Chromatin immunoprecipitation (ChIP) specific for histone modifications

We followed the protocol of Ricardi et al. but used Dynabeads protein A (Invitrogen) instead of agarose beads. We used 2 μg of DNA for the input and 8 μg for all the incubations with the antibody. To ensure that those amounts remained constant, the volumes were variable according to the DNA initial concentrations. Anti-H3K4me3, H3K9me2, and H3K27me3 antibodies were purchased from Abcam.

For the qPCR, we used 0.625 U of Maxima Hot Start Taq (Fermentas), 3 mM magnesium chloride, 2 mM dNTP mixture (Fermentas), 0.2 μM of each primer (IDT Inc.), and 2 μl of the template in a final volume of 25 μl. As the fluorophore, we used Sybr Green® (Roche). The reactions were conducted in a Stratagene Mx3000P equipment under the following cycling conditions: 2 min of denaturation at 94 °C followed by 40 cycles of 30 s of denaturation at 94 °C, 30 s of annealing at 67 °C, and 30 s of elongation at 72 °C. The melting curve was performed between 65 °C and 95 °C, with readings every 0.5 °C. The primers are listed in .

Expression analysis (RNA extraction, reverse transcription, and qRT-PCR)

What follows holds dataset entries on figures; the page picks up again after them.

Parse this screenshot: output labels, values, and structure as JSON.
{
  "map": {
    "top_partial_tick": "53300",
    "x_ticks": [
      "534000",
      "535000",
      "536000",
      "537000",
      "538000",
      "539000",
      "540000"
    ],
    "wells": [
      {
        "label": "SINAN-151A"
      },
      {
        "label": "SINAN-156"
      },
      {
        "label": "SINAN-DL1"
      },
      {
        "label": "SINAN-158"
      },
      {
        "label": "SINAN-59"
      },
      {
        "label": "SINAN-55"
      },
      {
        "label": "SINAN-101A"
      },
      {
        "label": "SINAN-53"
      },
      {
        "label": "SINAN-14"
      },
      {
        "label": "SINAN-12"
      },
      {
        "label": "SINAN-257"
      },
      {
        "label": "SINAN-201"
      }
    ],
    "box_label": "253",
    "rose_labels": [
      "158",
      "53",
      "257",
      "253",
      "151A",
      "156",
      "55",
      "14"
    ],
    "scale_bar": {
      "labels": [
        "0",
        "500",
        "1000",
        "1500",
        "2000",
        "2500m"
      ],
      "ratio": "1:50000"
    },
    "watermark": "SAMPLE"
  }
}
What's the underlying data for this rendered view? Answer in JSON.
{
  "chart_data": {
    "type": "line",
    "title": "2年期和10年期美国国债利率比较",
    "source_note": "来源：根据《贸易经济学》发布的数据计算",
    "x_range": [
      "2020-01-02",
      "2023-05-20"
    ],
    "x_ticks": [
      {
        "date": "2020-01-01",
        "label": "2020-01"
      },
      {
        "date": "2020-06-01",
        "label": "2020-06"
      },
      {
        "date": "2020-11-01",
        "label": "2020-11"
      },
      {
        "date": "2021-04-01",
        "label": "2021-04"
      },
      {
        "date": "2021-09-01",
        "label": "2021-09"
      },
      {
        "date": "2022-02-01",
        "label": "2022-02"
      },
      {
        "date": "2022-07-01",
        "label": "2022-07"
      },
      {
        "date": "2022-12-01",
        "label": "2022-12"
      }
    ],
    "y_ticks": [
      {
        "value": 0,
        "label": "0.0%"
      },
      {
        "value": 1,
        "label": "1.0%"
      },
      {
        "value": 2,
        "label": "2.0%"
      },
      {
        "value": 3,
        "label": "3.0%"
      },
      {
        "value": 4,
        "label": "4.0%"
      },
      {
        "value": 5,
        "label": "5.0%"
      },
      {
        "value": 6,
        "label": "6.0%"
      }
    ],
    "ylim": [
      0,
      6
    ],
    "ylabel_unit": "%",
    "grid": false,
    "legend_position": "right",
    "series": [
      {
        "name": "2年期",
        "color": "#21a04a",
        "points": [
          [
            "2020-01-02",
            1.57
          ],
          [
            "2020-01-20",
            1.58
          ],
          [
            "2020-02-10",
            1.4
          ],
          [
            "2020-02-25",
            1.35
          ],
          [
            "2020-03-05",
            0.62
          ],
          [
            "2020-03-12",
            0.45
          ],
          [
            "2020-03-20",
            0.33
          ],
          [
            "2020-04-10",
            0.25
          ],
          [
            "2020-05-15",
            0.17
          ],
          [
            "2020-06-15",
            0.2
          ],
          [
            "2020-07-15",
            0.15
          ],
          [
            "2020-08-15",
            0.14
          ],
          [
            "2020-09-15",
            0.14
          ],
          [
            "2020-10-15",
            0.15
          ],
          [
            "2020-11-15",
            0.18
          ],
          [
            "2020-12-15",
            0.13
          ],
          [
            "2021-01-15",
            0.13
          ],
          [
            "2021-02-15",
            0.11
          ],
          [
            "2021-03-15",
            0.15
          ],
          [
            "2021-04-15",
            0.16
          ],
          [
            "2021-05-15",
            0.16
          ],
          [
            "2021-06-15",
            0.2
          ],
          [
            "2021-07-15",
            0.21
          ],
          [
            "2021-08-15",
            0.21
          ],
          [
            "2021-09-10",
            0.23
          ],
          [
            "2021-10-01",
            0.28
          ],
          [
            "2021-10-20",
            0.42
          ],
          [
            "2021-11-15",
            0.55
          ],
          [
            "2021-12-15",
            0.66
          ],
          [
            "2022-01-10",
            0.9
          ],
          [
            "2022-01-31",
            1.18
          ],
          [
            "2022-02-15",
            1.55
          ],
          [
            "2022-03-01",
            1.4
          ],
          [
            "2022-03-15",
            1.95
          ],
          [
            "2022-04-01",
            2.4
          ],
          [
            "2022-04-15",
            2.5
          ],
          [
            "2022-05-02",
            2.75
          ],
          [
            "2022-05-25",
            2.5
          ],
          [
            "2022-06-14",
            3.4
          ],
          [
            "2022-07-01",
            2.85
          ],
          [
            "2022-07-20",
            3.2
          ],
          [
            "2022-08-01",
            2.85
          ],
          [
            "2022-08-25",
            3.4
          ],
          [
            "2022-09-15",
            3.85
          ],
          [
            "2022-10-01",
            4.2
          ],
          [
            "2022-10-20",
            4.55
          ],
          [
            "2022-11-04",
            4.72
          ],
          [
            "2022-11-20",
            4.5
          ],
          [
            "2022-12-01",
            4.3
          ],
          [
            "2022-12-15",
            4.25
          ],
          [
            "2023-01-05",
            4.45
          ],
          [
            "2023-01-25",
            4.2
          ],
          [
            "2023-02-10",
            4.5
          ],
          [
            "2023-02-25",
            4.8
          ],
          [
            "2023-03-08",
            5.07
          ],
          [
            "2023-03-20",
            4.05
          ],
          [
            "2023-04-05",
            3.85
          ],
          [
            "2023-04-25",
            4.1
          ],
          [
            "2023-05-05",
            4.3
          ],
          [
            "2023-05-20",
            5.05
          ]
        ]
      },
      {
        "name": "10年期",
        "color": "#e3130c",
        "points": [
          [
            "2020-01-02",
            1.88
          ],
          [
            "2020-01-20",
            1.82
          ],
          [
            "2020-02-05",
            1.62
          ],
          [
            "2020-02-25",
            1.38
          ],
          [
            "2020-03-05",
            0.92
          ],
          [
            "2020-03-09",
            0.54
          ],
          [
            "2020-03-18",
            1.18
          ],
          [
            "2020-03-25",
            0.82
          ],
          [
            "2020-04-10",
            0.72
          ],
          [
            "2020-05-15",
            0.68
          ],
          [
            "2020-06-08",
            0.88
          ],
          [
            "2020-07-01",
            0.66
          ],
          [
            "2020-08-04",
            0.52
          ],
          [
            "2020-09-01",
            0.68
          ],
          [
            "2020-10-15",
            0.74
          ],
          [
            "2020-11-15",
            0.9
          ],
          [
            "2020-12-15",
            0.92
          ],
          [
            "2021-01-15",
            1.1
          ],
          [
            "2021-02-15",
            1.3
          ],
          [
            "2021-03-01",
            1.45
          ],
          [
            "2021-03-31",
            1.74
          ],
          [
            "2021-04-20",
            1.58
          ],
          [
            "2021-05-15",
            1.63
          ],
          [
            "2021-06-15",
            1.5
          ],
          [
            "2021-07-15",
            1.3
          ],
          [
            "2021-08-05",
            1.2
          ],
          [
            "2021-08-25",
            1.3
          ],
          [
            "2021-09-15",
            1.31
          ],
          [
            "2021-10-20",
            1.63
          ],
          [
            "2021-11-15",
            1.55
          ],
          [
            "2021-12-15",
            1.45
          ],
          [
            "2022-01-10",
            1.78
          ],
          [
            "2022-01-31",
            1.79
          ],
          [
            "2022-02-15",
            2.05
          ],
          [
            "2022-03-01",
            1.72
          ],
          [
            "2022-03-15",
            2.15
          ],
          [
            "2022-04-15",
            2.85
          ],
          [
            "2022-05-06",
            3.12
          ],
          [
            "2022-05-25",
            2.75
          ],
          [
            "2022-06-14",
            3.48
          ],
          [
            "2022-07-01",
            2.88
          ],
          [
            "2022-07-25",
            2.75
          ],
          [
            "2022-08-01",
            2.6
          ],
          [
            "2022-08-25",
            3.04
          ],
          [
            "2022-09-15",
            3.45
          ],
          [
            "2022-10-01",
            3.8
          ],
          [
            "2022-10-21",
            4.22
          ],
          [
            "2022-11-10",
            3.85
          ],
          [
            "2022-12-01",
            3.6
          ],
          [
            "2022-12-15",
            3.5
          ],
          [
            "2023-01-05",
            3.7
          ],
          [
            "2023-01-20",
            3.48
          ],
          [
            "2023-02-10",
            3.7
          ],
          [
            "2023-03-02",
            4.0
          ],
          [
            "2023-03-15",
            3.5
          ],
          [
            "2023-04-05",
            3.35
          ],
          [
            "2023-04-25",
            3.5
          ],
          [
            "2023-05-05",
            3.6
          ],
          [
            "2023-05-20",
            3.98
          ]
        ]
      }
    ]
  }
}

Total RNA was extracted with Trizol (Invitrogen) from 100-mg mortar-ground roots in liquid nitrogen followed by incubation with 12.5 U of DNAseI (Invitrogen). The reverse transcription was achieved using 2 μl RNA, 50 U MMLV-RT (Promega), and oligo-dT (50 pmoles) in a 25-μl final volume for 1 h at 42 °C. To prevent RNA degradation, 10 U RNaseOUT (Invitrogen) were added. The qRT-PCR was performed under the same conditions indicated for the ChIP experiments, using the primers listed in .

The data obtained for Asr2 mRNA were normalized to actin or EF-1 mRNA at each stress time before comparing the effects of the different stress treatments.

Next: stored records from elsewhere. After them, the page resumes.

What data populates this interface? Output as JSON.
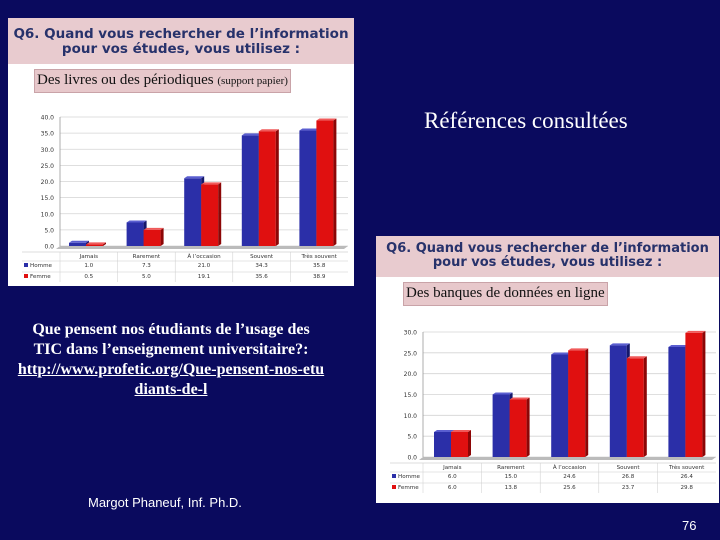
{
  "slide": {
    "heading": "Références consultées",
    "source_line1": "Que pensent nos étudiants de l’usage des",
    "source_line2": "TIC dans l’enseignement universitaire?:",
    "source_link": "http://www.profetic.org/Que-pensent-nos-etudiants-de-l",
    "author": "Margot Phaneuf, Inf. Ph.D.",
    "page_number": "76"
  },
  "charts_text": [
    {
      "q_line1": "Q6. Quand vous rechercher de l’information",
      "q_line2": "pour vos études, vous utilisez :",
      "subtitle": "Des livres ou des périodiques",
      "subtitle_note": "(support papier)",
      "table_rows": [
        {
          "label": "Homme",
          "values": [
            "1.0",
            "7.3",
            "21.0",
            "34.3",
            "35.8"
          ]
        },
        {
          "label": "Femme",
          "values": [
            "0.5",
            "5.0",
            "19.1",
            "35.6",
            "38.9"
          ]
        }
      ]
    },
    {
      "q_line1": "Q6. Quand vous rechercher de l’information",
      "q_line2": "pour vos études, vous utilisez :",
      "subtitle": "Des banques de données en ligne",
      "subtitle_note": "",
      "table_rows": [
        {
          "label": "Homme",
          "values": [
            "6.0",
            "15.0",
            "24.6",
            "26.8",
            "26.4"
          ]
        },
        {
          "label": "Femme",
          "values": [
            "6.0",
            "13.8",
            "25.6",
            "23.7",
            "29.8"
          ]
        }
      ]
    }
  ],
  "chart_data": [
    {
      "type": "bar",
      "title": "Q6. Quand vous rechercher de l’information pour vos études, vous utilisez :",
      "subtitle": "Des livres ou des périodiques (support papier)",
      "categories": [
        "Jamais",
        "Rarement",
        "À l’occasion",
        "Souvent",
        "Très souvent"
      ],
      "series": [
        {
          "name": "Homme",
          "values": [
            1.0,
            7.3,
            21.0,
            34.3,
            35.8
          ]
        },
        {
          "name": "Femme",
          "values": [
            0.5,
            5.0,
            19.1,
            35.6,
            38.9
          ]
        }
      ],
      "yticks": [
        "0.0",
        "5.0",
        "10.0",
        "15.0",
        "20.0",
        "25.0",
        "30.0",
        "35.0",
        "40.0"
      ],
      "ylim": [
        0,
        40
      ],
      "grid": true,
      "colors": {
        "Homme": "#2b2fa8",
        "Femme": "#e01010"
      }
    },
    {
      "type": "bar",
      "title": "Q6. Quand vous rechercher de l’information pour vos études, vous utilisez :",
      "subtitle": "Des banques de données en ligne",
      "categories": [
        "Jamais",
        "Rarement",
        "À l’occasion",
        "Souvent",
        "Très souvent"
      ],
      "series": [
        {
          "name": "Homme",
          "values": [
            6.0,
            15.0,
            24.6,
            26.8,
            26.4
          ]
        },
        {
          "name": "Femme",
          "values": [
            6.0,
            13.8,
            25.6,
            23.7,
            29.8
          ]
        }
      ],
      "yticks": [
        "0.0",
        "5.0",
        "10.0",
        "15.0",
        "20.0",
        "25.0",
        "30.0"
      ],
      "ylim": [
        0,
        30
      ],
      "grid": true,
      "colors": {
        "Homme": "#2b2fa8",
        "Femme": "#e01010"
      }
    }
  ]
}
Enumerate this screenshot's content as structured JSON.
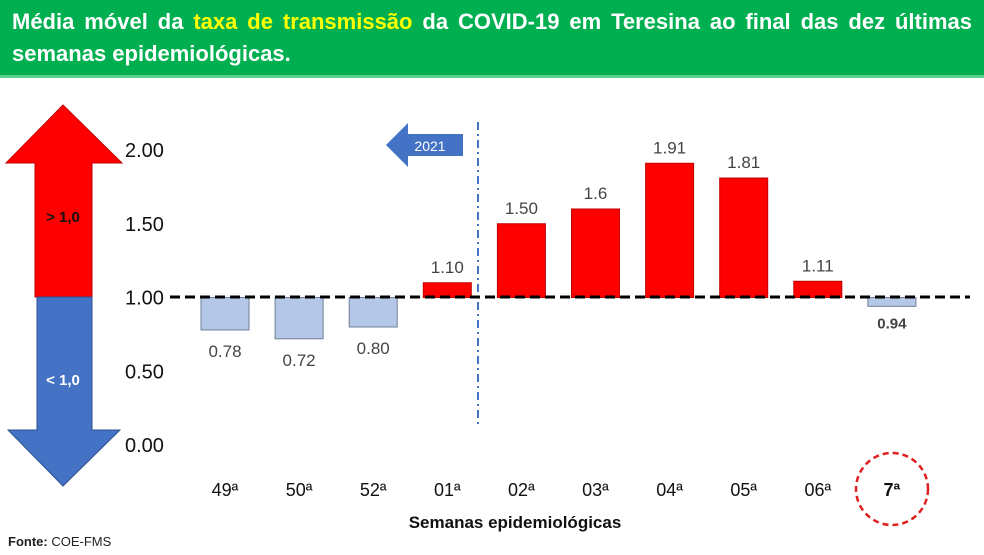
{
  "header": {
    "title_pre": "Média móvel da ",
    "title_highlight": "taxa de transmissão",
    "title_post": " da COVID-19 em Teresina ao final das dez últimas semanas epidemiológicas."
  },
  "legend_arrows": {
    "up_label": "> 1,0",
    "down_label": "< 1,0",
    "up_color": "#ff0000",
    "down_color": "#4472c4"
  },
  "year_marker": {
    "label": "2021",
    "color": "#4472c4"
  },
  "footer": {
    "source_label": "Fonte:",
    "source_value": " COE-FMS"
  },
  "chart_data": {
    "type": "bar",
    "title": "Média móvel da taxa de transmissão da COVID-19 em Teresina",
    "xlabel": "Semanas epidemiológicas",
    "ylabel": "",
    "baseline": 1.0,
    "ylim": [
      0,
      2
    ],
    "yticks": [
      "0.00",
      "0.50",
      "1.00",
      "1.50",
      "2.00"
    ],
    "categories": [
      "49ª",
      "50ª",
      "52ª",
      "01ª",
      "02ª",
      "03ª",
      "04ª",
      "05ª",
      "06ª",
      "7ª"
    ],
    "values": [
      0.78,
      0.72,
      0.8,
      1.1,
      1.5,
      1.6,
      1.91,
      1.81,
      1.11,
      0.94
    ],
    "labels": [
      "0.78",
      "0.72",
      "0.80",
      "1.10",
      "1.50",
      "1.6",
      "1.91",
      "1.81",
      "1.11",
      "0.94"
    ],
    "highlighted_category": "7ª",
    "colors": {
      "above": "#ff0000",
      "below": "#b4c7e7",
      "highlight_circle": "#e02020"
    }
  }
}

Determination of cell viability under water stress conditions by staining

We followed the protocol described by Tamás, with some modifications, based on the use of Evans Blue, a dye capable of penetrating only dead cells that is subsequently extracted by dimethylformamide. In detail, the plants were stressed for different lengths of time. The roots were then cut into fragments of approximately 5 mm with a scalpel and weighed before the test. Subsequently, a solution of 0.25% Evans Blue was added with gently shaking for 15 min, followed by three washes with mQ water for 10 min each with stirring. The root pieces were then incubated for 1 h with dimethylformamide with continuous stirring and then centrifuged at 21,500 × g for 5 min. Finally, the supernatant was removed. The absorbance at 595 nm was measured using a microplate reader (Biorad) and normalized to the starting mass of the roots.